Biotech, Nanotech and Synthetic Biology Roles in Future Food Supply Explored
ScienceDaily (Feb. 25, 2010) — Some say the world's population will swell to 9 billion people by 2030 and that will present significant challenges for agriculture to provide enough food to meet demand, says University of Idaho animal scientist Rod Hill.
Hill and Larry Branen, a University of Idaho food scientist, organized a symposium during the American Association for the Advancement of Science annual meeting February 17 to explore ways biotechnology could provide healthy and plentiful animal-based foods to meet future demands.
Synthetic biology, nanotechnology, genetic engineering and other applications of biotechnology -- and the public's role in determining their acceptable uses -- were all addressed by panelists during the session.
The goal for the session, which was part of the nation's largest general science meeting held annually, was to encourage a dialogue among scientists and the public, said Hill, a Moscow-based molecular physiologist who studies muscle growth in cattle.
"There will be a significant challenge for agriculture and the science that will be required to provide a healthy, nutritious and adequate food supply in coming decades for a rapidly growing population," Hill said.
A key question, he said, is whether the Earth can continue to provide enough food without technological support. The history of civilization and agriculture during the last 10,000 years suggests otherwise.

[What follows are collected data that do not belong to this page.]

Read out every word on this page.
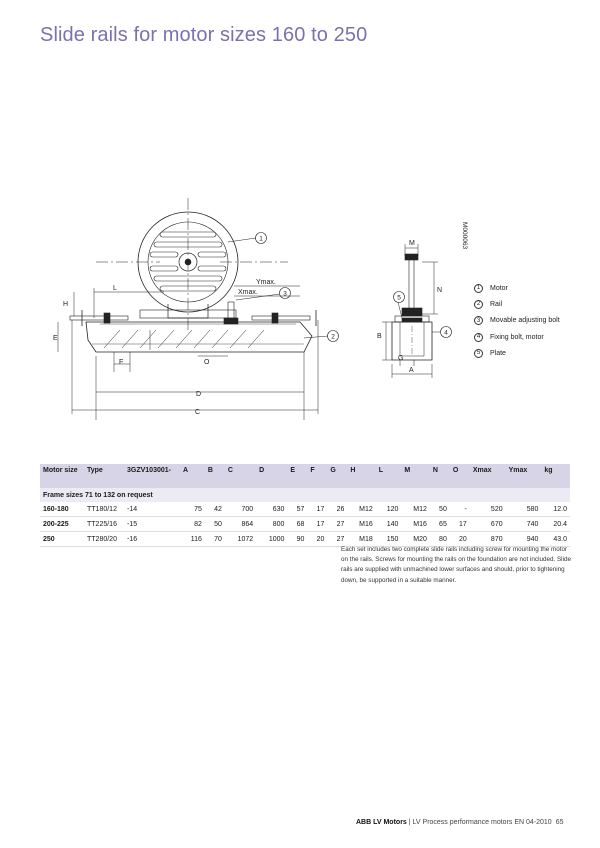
Slide rails for motor sizes 160 to 250
1
3
2
D
C
E
H
L
F	O
Ymax.
Xmax.
M
N
B
G
A
5
4
M000063
1	Motor
2	Rail
3	Movable adjusting bolt
4	Fixing bolt, motor
5	Plate
Motor size	Type	3GZV103001-	A	B	C	D	E	F	G	H	L	M	N	O	Xmax	Ymax	kg
Frame sizes 71 to 132 on request																	
160-180	TT180/12	-14	75	42	700	630	57	17	26	M12	120	M12	50	-	520	580	12.0
200-225	TT225/16	-15	82	50	864	800	68	17	27	M16	140	M16	65	17	670	740	20.4
250	TT280/20	-16	116	70	1072	1000	90	20	27	M18	150	M20	80	20	870	940	43.0
Each set includes two complete slide rails including screw for mounting the motor on the rails. Screws for mounting the rails on the foundation are not included. Slide rails are supplied with unmachined lower surfaces and should, prior to tightening down, be supported in a suitable manner.
ABB LV Motors | LV Process performance motors EN 04-2010 65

"Unaided food production is an unattainable ideal -- current society is irrevocably grounded in the technological interventions underpinning the agricultural revolution that now strives to feed the world," Hill said. Read More
I have no doubts that technology will continue providing with the answers to feeding a growing world. In contrast, obtaining the social license to use that technology could be the biggest challenge. Unfortunately, it may come down to a simple question that everyone will have to answer. Do we abandon technology and concede that millions, if not billions, of people will starve to death? Or do we utilize safe, proven technology to ensure we can feed as many people as possible? How you answer that question will probably depend on how full your stomach is at the time you are being asked.